Thursday, June 4, 2026

"What Will Others Think of 'Me' ?"

You will become way less concerned about what other people think of you when you realize how seldom they do. 

David Foster Wallace

I love the above quote and find myself laughing at this "me" a bit when I read it. I just spent hours editing a web page that I gave my most recent yoga students access to. Why? Because I was asking the question, "What will others think of 'me'?" I was programmed since childhood to ask that question whenever I did or was about to do something that would call attention to this "me". (Still hear my mother's shrill voice in my ears). 

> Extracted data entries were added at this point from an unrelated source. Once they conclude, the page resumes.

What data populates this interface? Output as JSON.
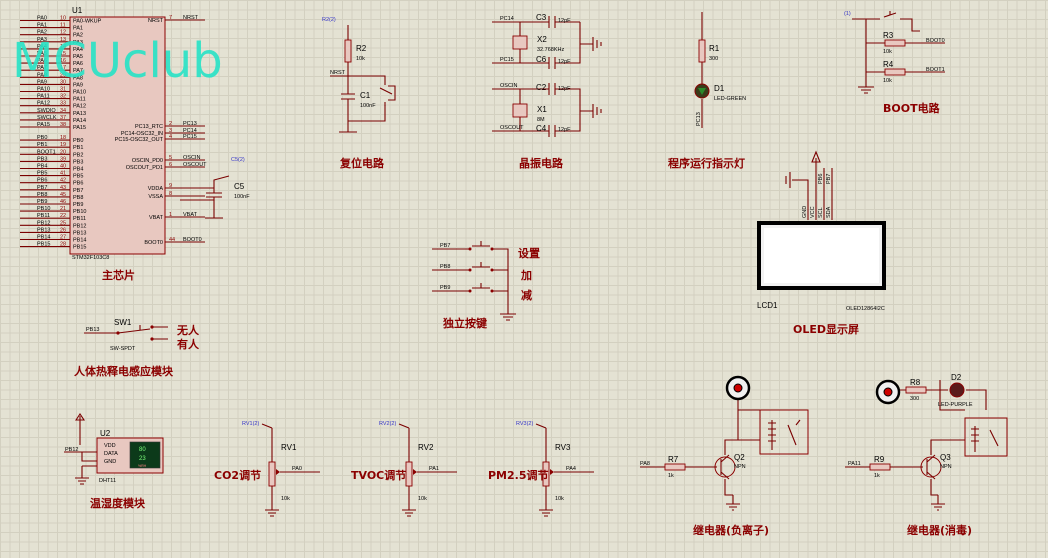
{
  "watermark": "MCUclub",
  "chip": {
    "ref": "U1",
    "part": "STM32F103C8",
    "section": "主芯片",
    "left_pins": [
      {
        "name": "PA0",
        "num": "10"
      },
      {
        "name": "PA1",
        "num": "11"
      },
      {
        "name": "PA2",
        "num": "12"
      },
      {
        "name": "PA3",
        "num": "13"
      },
      {
        "name": "PA4",
        "num": "14"
      },
      {
        "name": "PA5",
        "num": "15"
      },
      {
        "name": "PA6",
        "num": "16"
      },
      {
        "name": "PA7",
        "num": "17"
      },
      {
        "name": "PA8",
        "num": "29"
      },
      {
        "name": "PA9",
        "num": "30"
      },
      {
        "name": "PA10",
        "num": "31"
      },
      {
        "name": "PA11",
        "num": "32"
      },
      {
        "name": "PA12",
        "num": "33"
      },
      {
        "name": "SWDIO",
        "num": "34"
      },
      {
        "name": "SWCLK",
        "num": "37"
      },
      {
        "name": "PA15",
        "num": "38"
      },
      {
        "name": "PB0",
        "num": "18"
      },
      {
        "name": "PB1",
        "num": "19"
      },
      {
        "name": "BOOT1",
        "num": "20"
      },
      {
        "name": "PB3",
        "num": "39"
      },
      {
        "name": "PB4",
        "num": "40"
      },
      {
        "name": "PB5",
        "num": "41"
      },
      {
        "name": "PB6",
        "num": "42"
      },
      {
        "name": "PB7",
        "num": "43"
      },
      {
        "name": "PB8",
        "num": "45"
      },
      {
        "name": "PB9",
        "num": "46"
      },
      {
        "name": "PB10",
        "num": "21"
      },
      {
        "name": "PB11",
        "num": "22"
      },
      {
        "name": "PB12",
        "num": "25"
      },
      {
        "name": "PB13",
        "num": "26"
      },
      {
        "name": "PB14",
        "num": "27"
      },
      {
        "name": "PB15",
        "num": "28"
      }
    ],
    "inner_left": [
      "PA0-WKUP",
      "PA1",
      "PA2",
      "PA3",
      "PA4",
      "PA5",
      "PA6",
      "PA7",
      "PA8",
      "PA9",
      "PA10",
      "PA11",
      "PA12",
      "PA13",
      "PA14",
      "PA15",
      "PB0",
      "PB1",
      "PB2",
      "PB3",
      "PB4",
      "PB5",
      "PB6",
      "PB7",
      "PB8",
      "PB9",
      "PB10",
      "PB11",
      "PB12",
      "PB13",
      "PB14",
      "PB15"
    ],
    "right_pins": [
      {
        "name": "NRST",
        "num": "7",
        "net": "NRST"
      },
      {
        "name": "PC13_RTC",
        "num": "2",
        "net": "PC13"
      },
      {
        "name": "PC14-OSC32_IN",
        "num": "3",
        "net": "PC14"
      },
      {
        "name": "PC15-OSC32_OUT",
        "num": "4",
        "net": "PC15"
      },
      {
        "name": "OSCIN_PD0",
        "num": "5",
        "net": "OSCIN"
      },
      {
        "name": "OSCOUT_PD1",
        "num": "6",
        "net": "OSCOUT"
      },
      {
        "name": "VDDA",
        "num": "9",
        "net": ""
      },
      {
        "name": "VSSA",
        "num": "8",
        "net": ""
      },
      {
        "name": "VBAT",
        "num": "1",
        "net": "VBAT"
      },
      {
        "name": "BOOT0",
        "num": "44",
        "net": "BOOT0"
      }
    ],
    "c5": {
      "ref": "C5",
      "value": "100nF",
      "tag": "C5(2)"
    }
  },
  "reset": {
    "section": "复位电路",
    "r_ref": "R2",
    "r_val": "10k",
    "c_ref": "C1",
    "c_val": "100nF",
    "net": "NRST",
    "tag": "R2(2)"
  },
  "crystal": {
    "section": "晶振电路",
    "c3": "C3",
    "c6": "C6",
    "c2": "C2",
    "c4": "C4",
    "cap_val": "12pF",
    "x2": "X2",
    "x2_val": "32.768KHz",
    "x1": "X1",
    "x1_val": "8M",
    "nets": [
      "PC14",
      "PC15",
      "OSCIN",
      "OSCOUT"
    ]
  },
  "led": {
    "section": "程序运行指示灯",
    "r_ref": "R1",
    "r_val": "300",
    "d_ref": "D1",
    "d_part": "LED-GREEN",
    "net": "PC13"
  },
  "boot": {
    "section": "BOOT电路",
    "r3": "R3",
    "r4": "R4",
    "r_val": "10k",
    "net0": "BOOT0",
    "net1": "BOOT1",
    "tag": "(1)"
  },
  "lcd": {
    "section": "OLED显示屏",
    "ref": "LCD1",
    "part": "OLED12864I2C",
    "pins": [
      "GND",
      "VCC",
      "SCL",
      "SDA"
    ],
    "nets": [
      "PB6",
      "PB7"
    ]
  },
  "keys": {
    "section": "独立按键",
    "nets": [
      "PB7",
      "PB8",
      "PB9"
    ],
    "labels": [
      "设置",
      "加",
      "减"
    ]
  },
  "pir": {
    "section": "人体热释电感应模块",
    "ref": "SW1",
    "part": "SW-SPDT",
    "net": "PB13",
    "labels": [
      "无人",
      "有人"
    ]
  },
  "dht": {
    "section": "温湿度模块",
    "ref": "U2",
    "part": "DHT11",
    "net": "PB12",
    "pins": [
      "VDD",
      "DATA",
      "GND"
    ],
    "display": [
      "80",
      "23"
    ],
    "unit": "%RH"
  },
  "pots": [
    {
      "label": "CO2调节",
      "ref": "RV1",
      "val": "10k",
      "net": "PA0",
      "tag": "RV1(2)"
    },
    {
      "label": "TVOC调节",
      "ref": "RV2",
      "val": "10k",
      "net": "PA1",
      "tag": "RV2(2)"
    },
    {
      "label": "PM2.5调节",
      "ref": "RV3",
      "val": "10k",
      "net": "PA4",
      "tag": "RV3(2)"
    }
  ],
  "relay1": {
    "section": "继电器(负离子)",
    "r_ref": "R7",
    "r_val": "1k",
    "q_ref": "Q2",
    "q_part": "NPN",
    "net": "PA8"
  },
  "relay2": {
    "section": "继电器(消毒)",
    "r_ref": "R9",
    "r_val": "1k",
    "q_ref": "Q3",
    "q_part": "NPN",
    "net": "PA11",
    "r8": "R8",
    "r8_val": "300",
    "d_ref": "D2",
    "d_part": "LED-PURPLE"
  }
}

I laugh because I am reminded by the above words how little people actually think of my "little me" when they are too busy thinking of their own. Of course, there are glorious moments when others think of us in a positive way. That's nice but that is something we cannot become attached to.  It is very brief and doesn't last before their mind takes them on another journey elsewhere. And if judging, finding fault, criticizing,  or rejecting any expression of my little me will help someone distract from the problematic focus of their little me or help to inflate it in some way...well, then maybe they will spend more than a moment or two out of their earthly life spans focusing on me and what I offer in a negative way. But even that is less than a blink of an eye in that life span...isn't it? It certainly isn't worthy of the time and focus we put into worrying about what they might think and what we attempt to do to rectify their opinion if it is negative . Crazy.

So, there I was going through my imperfect....but potentionally very helpful.... videos for anyone wanting to take yoga a bit farther... editing the notations, removing those that I thought would be too out there for this crowd..for any crowd actually. "Sprucing the place up for company" lol. All because that question was in my mind.  I offered a gift and like I do when I offer  gifts of me...I question, "What will others think of this me?" 

It is not an overwhelming thought...I have long sinced gotten past the concern I used to have for other opinion...but there are still traces there...leading me to question and revamp the value of my gifts in terms of what others might think of them, and me as a result.  Sometimes, I retract my gifts before the others actualy receive them. What a pity.

A gift is a gift. It is inspired, created, and passed on.  What others think of it is really none of my business after that. I know that...but....

There I was wondering what others would think of this gift and me as the creator and giver of it. sigh

It is funny how we assume people are going to think more of us than what they do, isn't it? What does it really matter anyway. We have one Life to live. We can't live for other opinion.

We give our gifts because that is what we are called to do...whether they are accepted by others or not.  The giving from the heart makes the giver's life  richer, if not the receiver's.